Kepala BNPT, Suhardi Alius.
Kepala BNPT, Suhardi Alius.

BNPT Rekrut Anak Muda Menjadi Duta Perdamaian

Purwokerto, ICRP – Kepala Badan Nasional Penanggulangan Terorisme (BNPT), Suhardi Alius, merekrut anak muda dari berbagai daerah di Indonesia untuk menjadi duta damai. Menurutnya, anak muda harus menyampaikan pesan damai dan menangkal radikalisme dengan berbagai cara terutama melalui sosial media dan internet.

Suhardi menuturkan, saat ini anak muda yang direkrut sudah ada di delapan kota di Indonesia.
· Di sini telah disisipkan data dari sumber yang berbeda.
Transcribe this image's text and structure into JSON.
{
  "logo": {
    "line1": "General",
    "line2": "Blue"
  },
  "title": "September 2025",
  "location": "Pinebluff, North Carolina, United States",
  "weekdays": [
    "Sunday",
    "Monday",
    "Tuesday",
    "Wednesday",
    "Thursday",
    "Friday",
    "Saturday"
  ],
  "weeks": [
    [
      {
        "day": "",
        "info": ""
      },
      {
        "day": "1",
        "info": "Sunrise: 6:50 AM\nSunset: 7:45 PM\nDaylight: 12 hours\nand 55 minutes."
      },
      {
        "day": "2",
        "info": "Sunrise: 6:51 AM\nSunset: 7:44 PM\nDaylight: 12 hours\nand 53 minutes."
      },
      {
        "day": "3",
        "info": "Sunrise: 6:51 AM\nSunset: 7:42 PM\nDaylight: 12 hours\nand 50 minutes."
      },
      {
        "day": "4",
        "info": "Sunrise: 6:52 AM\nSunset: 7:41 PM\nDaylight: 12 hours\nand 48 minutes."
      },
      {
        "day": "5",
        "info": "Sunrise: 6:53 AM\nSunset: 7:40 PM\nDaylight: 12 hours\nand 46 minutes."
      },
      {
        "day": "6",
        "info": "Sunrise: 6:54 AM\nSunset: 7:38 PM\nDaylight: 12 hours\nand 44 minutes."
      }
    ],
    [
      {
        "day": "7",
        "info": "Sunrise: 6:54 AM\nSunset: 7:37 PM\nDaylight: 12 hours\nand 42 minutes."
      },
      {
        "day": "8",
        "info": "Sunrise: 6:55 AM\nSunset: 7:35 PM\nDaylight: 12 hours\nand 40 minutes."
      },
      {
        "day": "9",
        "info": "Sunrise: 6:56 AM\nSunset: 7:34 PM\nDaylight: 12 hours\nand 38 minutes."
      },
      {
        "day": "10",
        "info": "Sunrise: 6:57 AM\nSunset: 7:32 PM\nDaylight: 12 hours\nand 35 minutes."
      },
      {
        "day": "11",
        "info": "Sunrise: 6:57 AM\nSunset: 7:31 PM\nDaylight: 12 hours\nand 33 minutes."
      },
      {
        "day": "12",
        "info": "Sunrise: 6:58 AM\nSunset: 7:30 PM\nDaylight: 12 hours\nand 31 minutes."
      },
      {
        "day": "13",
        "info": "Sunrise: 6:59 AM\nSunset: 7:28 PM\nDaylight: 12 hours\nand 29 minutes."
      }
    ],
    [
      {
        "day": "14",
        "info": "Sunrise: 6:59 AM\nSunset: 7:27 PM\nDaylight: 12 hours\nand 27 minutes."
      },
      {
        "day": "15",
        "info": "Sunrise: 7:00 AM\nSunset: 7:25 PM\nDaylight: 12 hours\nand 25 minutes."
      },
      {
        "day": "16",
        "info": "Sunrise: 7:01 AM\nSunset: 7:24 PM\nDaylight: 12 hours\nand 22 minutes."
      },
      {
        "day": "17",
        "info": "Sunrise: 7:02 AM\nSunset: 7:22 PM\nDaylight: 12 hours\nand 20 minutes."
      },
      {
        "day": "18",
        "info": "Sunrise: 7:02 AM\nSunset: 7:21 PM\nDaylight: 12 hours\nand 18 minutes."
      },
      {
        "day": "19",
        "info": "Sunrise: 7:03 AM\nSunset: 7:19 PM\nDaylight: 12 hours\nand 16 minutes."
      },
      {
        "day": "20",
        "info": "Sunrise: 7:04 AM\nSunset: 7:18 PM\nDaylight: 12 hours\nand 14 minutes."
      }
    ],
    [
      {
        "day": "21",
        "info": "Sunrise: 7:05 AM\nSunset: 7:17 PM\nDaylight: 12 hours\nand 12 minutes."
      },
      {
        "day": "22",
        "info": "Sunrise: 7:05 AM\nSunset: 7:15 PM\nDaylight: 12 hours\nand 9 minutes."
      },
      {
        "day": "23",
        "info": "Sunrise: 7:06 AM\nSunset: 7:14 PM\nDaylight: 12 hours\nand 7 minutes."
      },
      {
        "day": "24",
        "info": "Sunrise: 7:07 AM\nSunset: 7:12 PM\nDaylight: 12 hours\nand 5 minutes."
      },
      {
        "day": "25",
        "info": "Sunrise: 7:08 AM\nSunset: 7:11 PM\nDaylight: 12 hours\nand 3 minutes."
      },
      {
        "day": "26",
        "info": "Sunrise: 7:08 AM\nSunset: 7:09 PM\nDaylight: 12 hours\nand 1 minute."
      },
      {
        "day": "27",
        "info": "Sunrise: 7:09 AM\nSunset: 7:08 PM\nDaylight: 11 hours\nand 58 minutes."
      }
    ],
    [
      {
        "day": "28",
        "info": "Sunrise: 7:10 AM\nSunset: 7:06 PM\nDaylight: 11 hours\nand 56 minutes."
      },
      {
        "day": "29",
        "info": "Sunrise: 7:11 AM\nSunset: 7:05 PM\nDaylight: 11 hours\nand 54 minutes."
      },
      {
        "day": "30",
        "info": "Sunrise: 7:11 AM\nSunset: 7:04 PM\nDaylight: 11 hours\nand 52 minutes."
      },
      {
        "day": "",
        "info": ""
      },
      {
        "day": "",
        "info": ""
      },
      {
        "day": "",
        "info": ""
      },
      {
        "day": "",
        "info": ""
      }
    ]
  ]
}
Dan kota-kota lain akan menyusul kemudian.

“Duta damai sudah kita gelar di delapan kota. Seluruh Indonesia. Kita ambil blogger dan netizen yang punya follower banyak. Kita didik mereka. Per kota bisa sampai 60 orang, dari sekian ratus, kita padatkan. Seluruh Indonesia akan kita buat seperti itu,” kata Suhardi Alius di Purwokerto, Selasa (22/8/2017), seperti dilansir KBR.

Setiap kota nantinya akan ada 60 orang pemuda yang akan menjadi agen perdamaian. Suhardi menegaskan saat ini penyebaran paham radikal banyak menyasar anak muda. Karena anak muda adalah masa pencarian identitas.

“Yang akan menjadi sasaran brainwash itu anak muda. Merekalah yang akan dikedepankan untuk bisa berkomunikasi dengan bahasa-bahasa mereka. Anak muda ini, pemakai medsos baru, sangat rawan terkena radikalisme karena idealismenya sedang bangkit. Mereka masih mencari identitas, dan knowledge. Makanya knowledge ini harus dipadukan dengan moral,” kata Suhardi Alius.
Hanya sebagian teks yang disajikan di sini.